Radość. Czuję ją od Fatmy, gdy zaczyna opisywać swoje badania nad mikrobiologicznymi ogniwami paliwowymi. Takie ogniwo składa się z mikroorganizmów pochodzących ze ścieków, a ścieki służą również jako źródło materii organicznej, która jest ich pożywieniem. Bakterie przekształcają pokarm w elektrony, a energia w nich zawarta jest dalej wykorzystywana. "Mikrobiologiczne ogniwa paliwowe nie pozostają tylko w laboratorium. System ten został wykorzystany do zasilania festiwalu Glastonbury lub jest używany w Afryce jako źródło światła w publicznych toaletach, nad czym pracuje Ioannis Ieropoulos i jego zespół w Wielkiej Brytanii".
"Zawsze jestem zaskoczona, gdy ktoś mówi, że nie wierzy w nano", Fatma z rozbawieniem wyjaśnia swoje badania. "A przecież ma ona tak wiele różnych zastosowań. Na przykład pracuję nad technologiami membranowymi do oczyszczania i ponownego wykorzystania wody.
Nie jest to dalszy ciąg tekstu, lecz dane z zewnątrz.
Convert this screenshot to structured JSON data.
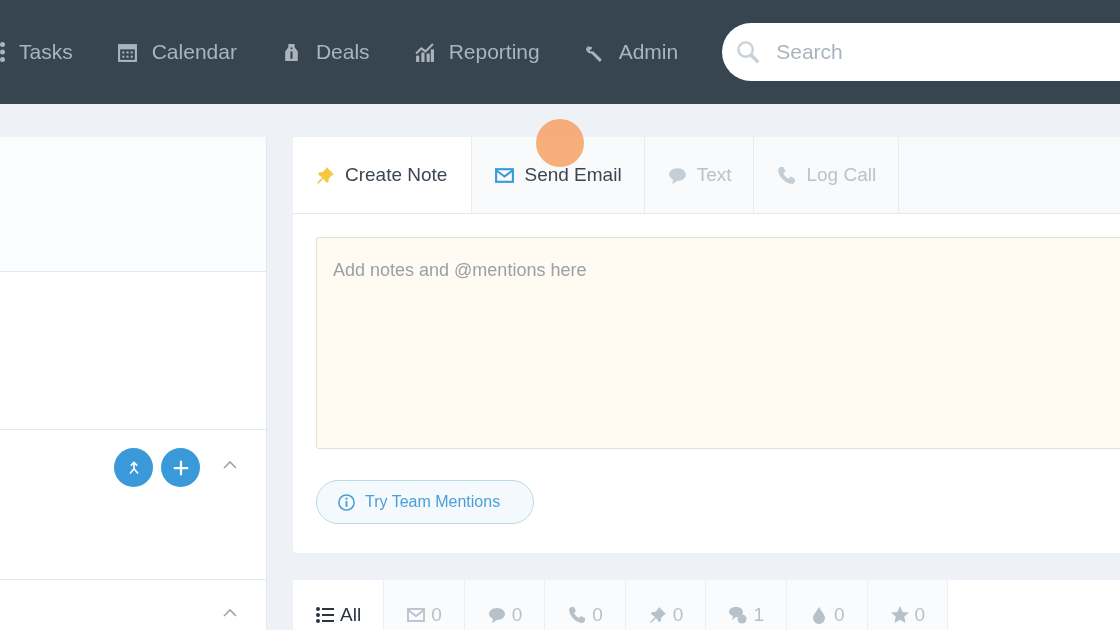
{
  "nav": [
    {
      "kind": "tasks",
      "label": "Tasks"
    },
    {
      "kind": "calendar",
      "label": "Calendar"
    },
    {
      "kind": "deals",
      "label": "Deals"
    },
    {
      "kind": "reporting",
      "label": "Reporting"
    },
    {
      "kind": "admin",
      "label": "Admin"
    }
  ],
  "search": {
    "placeholder": "Search"
  },
  "composer_tabs": [
    {
      "kind": "note",
      "label": "Create Note",
      "selected": true,
      "disabled": false
    },
    {
      "kind": "email",
      "label": "Send Email",
      "selected": false,
      "disabled": false
    },
    {
      "kind": "text",
      "label": "Text",
      "selected": false,
      "disabled": true
    },
    {
      "kind": "call",
      "label": "Log Call",
      "selected": false,
      "disabled": true
    }
  ],
  "note": {
    "placeholder": "Add notes and @mentions here"
  },
  "mentions_button": "Try Team Mentions",
  "filters": [
    {
      "kind": "all",
      "label": "All",
      "selected": true
    },
    {
      "kind": "email",
      "label": "0",
      "selected": false
    },
    {
      "kind": "text",
      "label": "0",
      "selected": false
    },
    {
      "kind": "call",
      "label": "0",
      "selected": false
    },
    {
      "kind": "note",
      "label": "0",
      "selected": false
    },
    {
      "kind": "chat",
      "label": "1",
      "selected": false
    },
    {
      "kind": "drop",
      "label": "0",
      "selected": false
    },
    {
      "kind": "star",
      "label": "0",
      "selected": false
    }
  ]
}
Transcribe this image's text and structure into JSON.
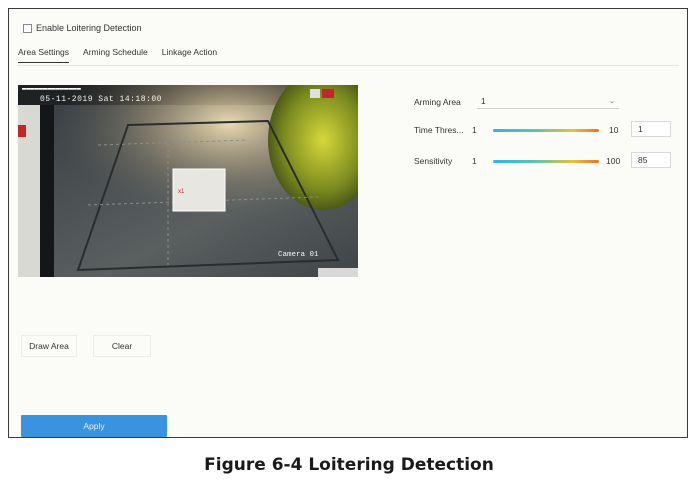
{
  "enable": {
    "label": "Enable Loitering Detection",
    "checked": false
  },
  "tabs": [
    {
      "label": "Area Settings",
      "active": true
    },
    {
      "label": "Arming Schedule",
      "active": false
    },
    {
      "label": "Linkage Action",
      "active": false
    }
  ],
  "video": {
    "timestamp": "05-11-2019 Sat 14:18:00",
    "camera_name": "Camera 01"
  },
  "settings": {
    "arming_area": {
      "label": "Arming Area",
      "value": "1"
    },
    "time_threshold": {
      "label": "Time Thres...",
      "min": "1",
      "max": "10",
      "value": "1",
      "level": 0.0
    },
    "sensitivity": {
      "label": "Sensitivity",
      "min": "1",
      "max": "100",
      "value": "85",
      "level": 0.85
    }
  },
  "buttons": {
    "draw_area": "Draw Area",
    "clear": "Clear",
    "apply": "Apply"
  },
  "caption": "Figure 6-4 Loitering Detection",
  "colors": {
    "apply_bg": "#3a93e0",
    "slider_gradient": [
      "#2fb4e8",
      "#e6c23a",
      "#e8742a"
    ]
  }
}
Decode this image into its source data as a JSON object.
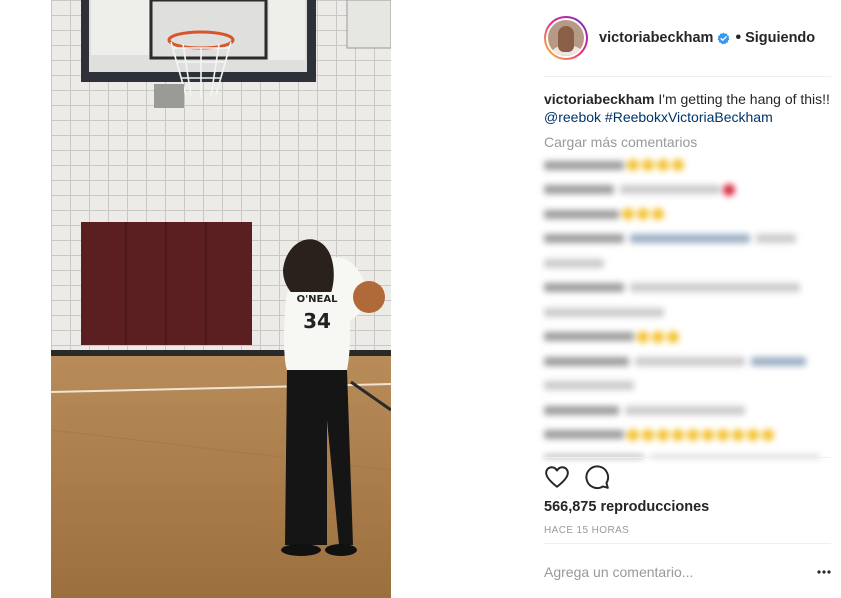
{
  "post": {
    "username": "victoriabeckham",
    "separator": "•",
    "follow_status": "Siguiendo",
    "caption_user": "victoriabeckham",
    "caption_text": " I'm getting the hang of this!! ",
    "caption_mentions": [
      "@reebok",
      "#ReebokxVictoriaBeckham"
    ],
    "load_more": "Cargar más comentarios",
    "views": "566,875 reproducciones",
    "time_ago": "HACE 15 HORAS",
    "comment_placeholder": "Agrega un comentario..."
  },
  "video": {
    "jersey_name": "O'NEAL",
    "jersey_number": "34"
  },
  "icons": {
    "like": "heart-icon",
    "comment": "comment-icon",
    "verified": "verified-badge-icon",
    "more": "more-options-icon"
  },
  "colors": {
    "link": "#003569",
    "verified": "#3897f0",
    "muted": "#999999",
    "text": "#262626"
  }
}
Sama przygotowuję membrany przy użyciu nanowłókien i mogą one zatrzymywać całe spektrum określonych substancji, nawet mikroplastiki lub substancje oleiste. Ale taka membrana może być również stosowana do odsalania wody lub jako warstwa nośna do filtracji powietrza" - entuzjazmuje się, wyjaśniając przyszłe kierunki swoich badań.
Pod maską firm
Fatma pracuje obecnie najintensywniej nad projektem finansowanym przez międzynarodowy Fundusz Wyszehradzki, który łączy Uniwersytet Techniczny w Libercu z instytucjami akademickimi w Polsce i na Węgrzech, a także z firmami przemysłowymi. "Naszym celem jest stworzenie sieci doskonałości w dziedzinie nanowłókien w krajach V4 poprzez połączenie instytucji akademickich i przemysłu. Wnoszę więc tam swoją wiedzę na temat nanomembran. Jest to projekt skoncentrowany bardziej na wymianie doświadczeń, ale ponieważ współpracujemy również z firmami, wiemy, jakie problemy są palące dla przemysłu i nad czym jeszcze musimy popracować. Myślę, że jeśli nauka pozostaje za zamkniętymi drzwiami, to nie ma sensu. Jestem wielkim zwolennikiem otwartej nauki, otwarta nauka ułatwia wymianę wiedzy i przyczynia się do rozwoju nauki na arenie międzynarodowej. W tej chwili jestem zajęta przygotowaniami do warsztatów" - podsumowuje Fatma.
Czeska rodzina
A gdzie Fatma widzi siebie za pięć lat? Ponownie w CXI TUL. Jest tu po prostu szczęśliwa, być może dlatego, że na początku spotkała się z naprawdę ciepłym przyjęciem. Jej promotor odebrał ją z lotniska i zaprowadził do pokoju, który miała dzielić ze współlokatorką. Pomógł jej z bagażem i przygotował kilka niezbędnych rzeczy do kuchni, aby mogła przygotować posiłek. "Moja współlokatorka myślała, że jest moim tatą. I rzeczywiście, w rzeczywistości mój promotor pracy doktorskiej i jego żona stali się moją czeską rodziną. Naprawdę doceniam ich pomoc".